De mon point de vue, le régime actuel de la responsabilité personnelle et pécuniaire applicable aux comptables publics est lourd, coûteux et peu efficace, et ne garantit pas la qualité du contrôle comptable. Il nous faut donc inventer autre chose et qui devra porter sur les infractions les plus graves, là où sont les enjeux. Le rapport de Jean Bassères va alimenter le travail que nous allons engager avec la Cour des comptes, le Conseil d'État et les associations d'élus sur cette notion de nouvelle responsabilité des gestionnaires publics, qui concernera tant les ordonnateurs que les comptables, car le système actuel est par ailleurs insuffisamment responsabilisant pour les ordonnateurs.

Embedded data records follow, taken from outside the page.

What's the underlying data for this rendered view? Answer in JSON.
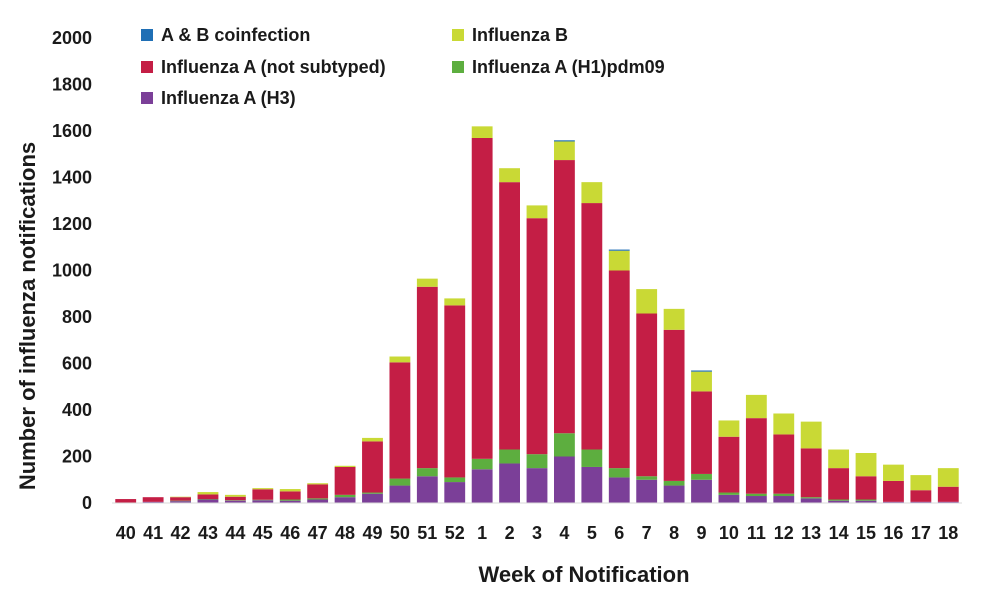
{
  "chart_data": {
    "type": "bar",
    "stacked": true,
    "xlabel": "Week of Notification",
    "ylabel": "Number of  influenza notifications",
    "ylim": [
      0,
      2000
    ],
    "yticks": [
      0,
      200,
      400,
      600,
      800,
      1000,
      1200,
      1400,
      1600,
      1800,
      2000
    ],
    "grid": false,
    "legend_position": "top-left",
    "categories": [
      "40",
      "41",
      "42",
      "43",
      "44",
      "45",
      "46",
      "47",
      "48",
      "49",
      "50",
      "51",
      "52",
      "1",
      "2",
      "3",
      "4",
      "5",
      "6",
      "7",
      "8",
      "9",
      "10",
      "11",
      "12",
      "13",
      "14",
      "15",
      "16",
      "17",
      "18"
    ],
    "series": [
      {
        "name": "Influenza A (H3)",
        "color": "#7B3F98",
        "values": [
          2,
          5,
          8,
          15,
          10,
          12,
          10,
          15,
          25,
          40,
          75,
          115,
          90,
          145,
          170,
          150,
          200,
          155,
          110,
          100,
          75,
          100,
          35,
          30,
          30,
          20,
          10,
          10,
          5,
          5,
          5
        ]
      },
      {
        "name": "Influenza A (H1)pdm09",
        "color": "#5DAE3F",
        "values": [
          0,
          0,
          2,
          2,
          2,
          2,
          5,
          5,
          10,
          5,
          30,
          35,
          20,
          45,
          60,
          60,
          100,
          75,
          40,
          15,
          20,
          25,
          10,
          10,
          10,
          5,
          5,
          5,
          0,
          0,
          0
        ]
      },
      {
        "name": "Influenza A (not subtyped)",
        "color": "#C41E45",
        "values": [
          15,
          20,
          15,
          20,
          15,
          45,
          35,
          60,
          120,
          220,
          500,
          780,
          740,
          1380,
          1150,
          1015,
          1175,
          1060,
          850,
          700,
          650,
          355,
          240,
          325,
          255,
          210,
          135,
          100,
          90,
          50,
          65
        ]
      },
      {
        "name": "Influenza B",
        "color": "#C9D935",
        "values": [
          0,
          0,
          2,
          10,
          8,
          5,
          10,
          5,
          5,
          15,
          25,
          35,
          30,
          50,
          60,
          55,
          80,
          90,
          85,
          105,
          90,
          85,
          70,
          100,
          90,
          115,
          80,
          100,
          70,
          65,
          80
        ]
      },
      {
        "name": "A & B coinfection",
        "color": "#1F6FB5",
        "values": [
          0,
          0,
          0,
          0,
          0,
          0,
          0,
          0,
          0,
          0,
          0,
          0,
          0,
          0,
          0,
          0,
          5,
          0,
          5,
          0,
          0,
          5,
          0,
          0,
          0,
          0,
          0,
          0,
          0,
          0,
          0
        ]
      }
    ],
    "legend": [
      {
        "name": "A & B coinfection",
        "color": "#1F6FB5"
      },
      {
        "name": "Influenza B",
        "color": "#C9D935"
      },
      {
        "name": "Influenza A (not subtyped)",
        "color": "#C41E45"
      },
      {
        "name": "Influenza A (H1)pdm09",
        "color": "#5DAE3F"
      },
      {
        "name": "Influenza A (H3)",
        "color": "#7B3F98"
      }
    ]
  }
}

Les propositions du rapport Bassères ont toutefois sérieusement inquiété la Cour des comptes, compte tenu de la remise en cause de sa mission juridictionnelle…
La nature juridictionnelle de la Cour des comptes ne sera pas modifiée. Son Premier président [Pierre Moscovici, ndlr] est en train de travailler à un projet de réforme. Nous partageons sa volonté de rénovation de la Cour et je suis convaincu que nous pourrons aboutir à quelque chose d'utile. Nous allons très vite échanger sur ce sujet avec la Cour. 

Souvent critiqué, le principe de séparation entre ordonnateur et comptable doit-il être maintenu ? 
Inventer, cela ne signifie pas que tous les grands principes doivent être écartés : le principe de séparation ordonnateur-comptable, notamment, me paraît devoir être maintenu. Notamment parce qu’il préserve la séparation des tâches entre ceux qui engagent des dépenses et ceux qui les payent, ce qui est protecteur des deniers publics. Il faut repenser le dispositif de la responsabilité des gestionnaires tout en conservant cette séparation.

Concernant le calendrier, quand souhaitez-vous mettre en œuvre cette réforme de la responsabilité des gestionnaires publics ? 
C'est un sujet de long cours. Je remettrai d'ici à la fin de l'année au Premier ministre mes propositions de réforme de la responsabilité des gestionnaires publics, l'idée étant d'aboutir à un consensus sur le sujet d'ici là. En tout état de cause, le nouveau régime de responsabilité des gestionnaires publics ne pourra être que le fruit d'un travail partagé entre l'administration, la Cour des comptes, le Conseil d'État et les représentants des collectivités territoriales. Reste à savoir les mesures retenues qui pourront être rapidement approuvées par la suite par le Parlement. Nous y travaillerons, mais le calendrier parlementaire ne nous laisse que peu d'opportunités.